Ginny hugged Hermione, and Harry hugged both girls. "Should we get some salve to put on it, Hermione, or ask Mum to cast a charm on it? Even if it doesn't break the skin, a gnome bite still hurts."

"It's all right, love. I'll be fine. No need for any of your mother's potions or healing charms."

"Should I kiss it, to make it better?" Ginny's voice was no more than a murmur, and Harry wondered if she was actually conscious of the fact that she was speaking out loud. She blushed, as if she'd realised they could hear her.

"Oh, that would be nice... I mean, of course you may, love."

Softly, slowly, Ginny took a grip of Hermione's hand and raised the other girl's wrist to her lips. She planted a light kiss on the marks. Harry's breath caught in his throat.

"Thank you." They were alone, but Hermione whispered the words as if they'd been in a crowded room and trying not to draw attention to themselves.

"May I?" He was whispering, himself. It seemed appropriate, somehow.

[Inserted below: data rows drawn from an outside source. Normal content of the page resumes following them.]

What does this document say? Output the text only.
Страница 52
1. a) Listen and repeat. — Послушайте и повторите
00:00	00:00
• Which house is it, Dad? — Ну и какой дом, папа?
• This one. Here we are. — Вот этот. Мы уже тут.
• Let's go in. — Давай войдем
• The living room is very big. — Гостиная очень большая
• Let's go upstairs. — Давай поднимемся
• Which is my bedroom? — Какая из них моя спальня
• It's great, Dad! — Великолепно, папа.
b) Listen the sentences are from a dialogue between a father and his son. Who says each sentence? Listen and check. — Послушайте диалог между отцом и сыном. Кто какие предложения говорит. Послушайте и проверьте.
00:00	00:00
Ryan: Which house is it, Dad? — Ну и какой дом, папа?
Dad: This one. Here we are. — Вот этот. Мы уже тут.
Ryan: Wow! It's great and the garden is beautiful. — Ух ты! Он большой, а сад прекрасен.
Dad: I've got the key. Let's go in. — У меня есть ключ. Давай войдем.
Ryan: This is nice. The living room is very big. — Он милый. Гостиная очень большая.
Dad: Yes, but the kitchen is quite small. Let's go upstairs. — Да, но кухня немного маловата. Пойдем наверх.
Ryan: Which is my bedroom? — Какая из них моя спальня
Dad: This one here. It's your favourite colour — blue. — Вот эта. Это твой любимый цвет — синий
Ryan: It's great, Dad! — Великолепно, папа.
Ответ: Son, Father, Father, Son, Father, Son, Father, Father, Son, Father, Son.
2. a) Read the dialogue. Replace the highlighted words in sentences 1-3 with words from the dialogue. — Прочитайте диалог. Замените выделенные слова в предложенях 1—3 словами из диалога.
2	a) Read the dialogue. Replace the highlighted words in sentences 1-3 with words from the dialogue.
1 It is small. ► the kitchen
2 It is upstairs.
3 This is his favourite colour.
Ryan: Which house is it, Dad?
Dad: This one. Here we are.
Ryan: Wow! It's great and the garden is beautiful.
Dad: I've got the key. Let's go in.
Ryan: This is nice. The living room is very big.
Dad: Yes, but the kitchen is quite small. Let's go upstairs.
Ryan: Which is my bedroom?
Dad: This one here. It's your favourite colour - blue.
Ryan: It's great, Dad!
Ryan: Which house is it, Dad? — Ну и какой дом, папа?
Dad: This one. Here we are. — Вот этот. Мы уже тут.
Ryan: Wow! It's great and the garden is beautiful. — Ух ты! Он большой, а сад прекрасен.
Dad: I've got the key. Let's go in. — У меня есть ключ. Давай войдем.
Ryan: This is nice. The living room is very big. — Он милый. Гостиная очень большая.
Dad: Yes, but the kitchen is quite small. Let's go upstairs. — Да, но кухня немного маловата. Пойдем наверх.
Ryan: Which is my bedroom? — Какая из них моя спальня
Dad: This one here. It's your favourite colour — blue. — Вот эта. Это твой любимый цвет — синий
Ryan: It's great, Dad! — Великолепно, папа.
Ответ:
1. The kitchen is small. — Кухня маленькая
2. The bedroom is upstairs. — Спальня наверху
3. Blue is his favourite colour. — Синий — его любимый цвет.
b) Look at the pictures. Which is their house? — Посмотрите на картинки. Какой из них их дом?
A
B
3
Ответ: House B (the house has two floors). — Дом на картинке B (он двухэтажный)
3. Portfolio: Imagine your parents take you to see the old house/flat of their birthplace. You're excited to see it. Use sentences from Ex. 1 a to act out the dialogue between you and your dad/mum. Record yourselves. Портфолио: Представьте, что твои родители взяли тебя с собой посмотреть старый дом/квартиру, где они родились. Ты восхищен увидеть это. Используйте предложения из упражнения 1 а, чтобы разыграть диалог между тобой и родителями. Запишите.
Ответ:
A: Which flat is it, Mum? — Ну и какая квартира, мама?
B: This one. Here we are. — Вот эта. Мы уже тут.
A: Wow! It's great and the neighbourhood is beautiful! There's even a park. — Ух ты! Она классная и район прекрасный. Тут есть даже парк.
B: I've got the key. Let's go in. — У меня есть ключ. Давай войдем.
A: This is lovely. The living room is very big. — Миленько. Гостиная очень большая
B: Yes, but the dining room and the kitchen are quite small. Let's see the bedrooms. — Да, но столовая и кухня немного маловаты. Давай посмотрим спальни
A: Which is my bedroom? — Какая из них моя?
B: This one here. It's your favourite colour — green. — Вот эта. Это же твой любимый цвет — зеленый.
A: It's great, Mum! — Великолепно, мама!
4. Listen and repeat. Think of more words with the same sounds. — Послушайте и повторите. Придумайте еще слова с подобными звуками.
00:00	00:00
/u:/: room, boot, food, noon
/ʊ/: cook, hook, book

"If... if you'd like to, love."

"Of course I would." He wasn't sure what the right word was for the little thrill that ran through him at kissing the same spot on Hermione's skin that their Ginny had just kissed, or if there even was a word, but he knew it had something to do with how happy he was, with how happy they all were, and that was all that mattered.

They held each other for a few more minutes. At last, Hermione stirred, and shook herself slightly, not as if she wanted to be separated from her friends' embrace but as if she were trying to wake herself, and them. "Well, I suppose we should finish with the de-gnoming so we can bathe, shouldn't we, loves?"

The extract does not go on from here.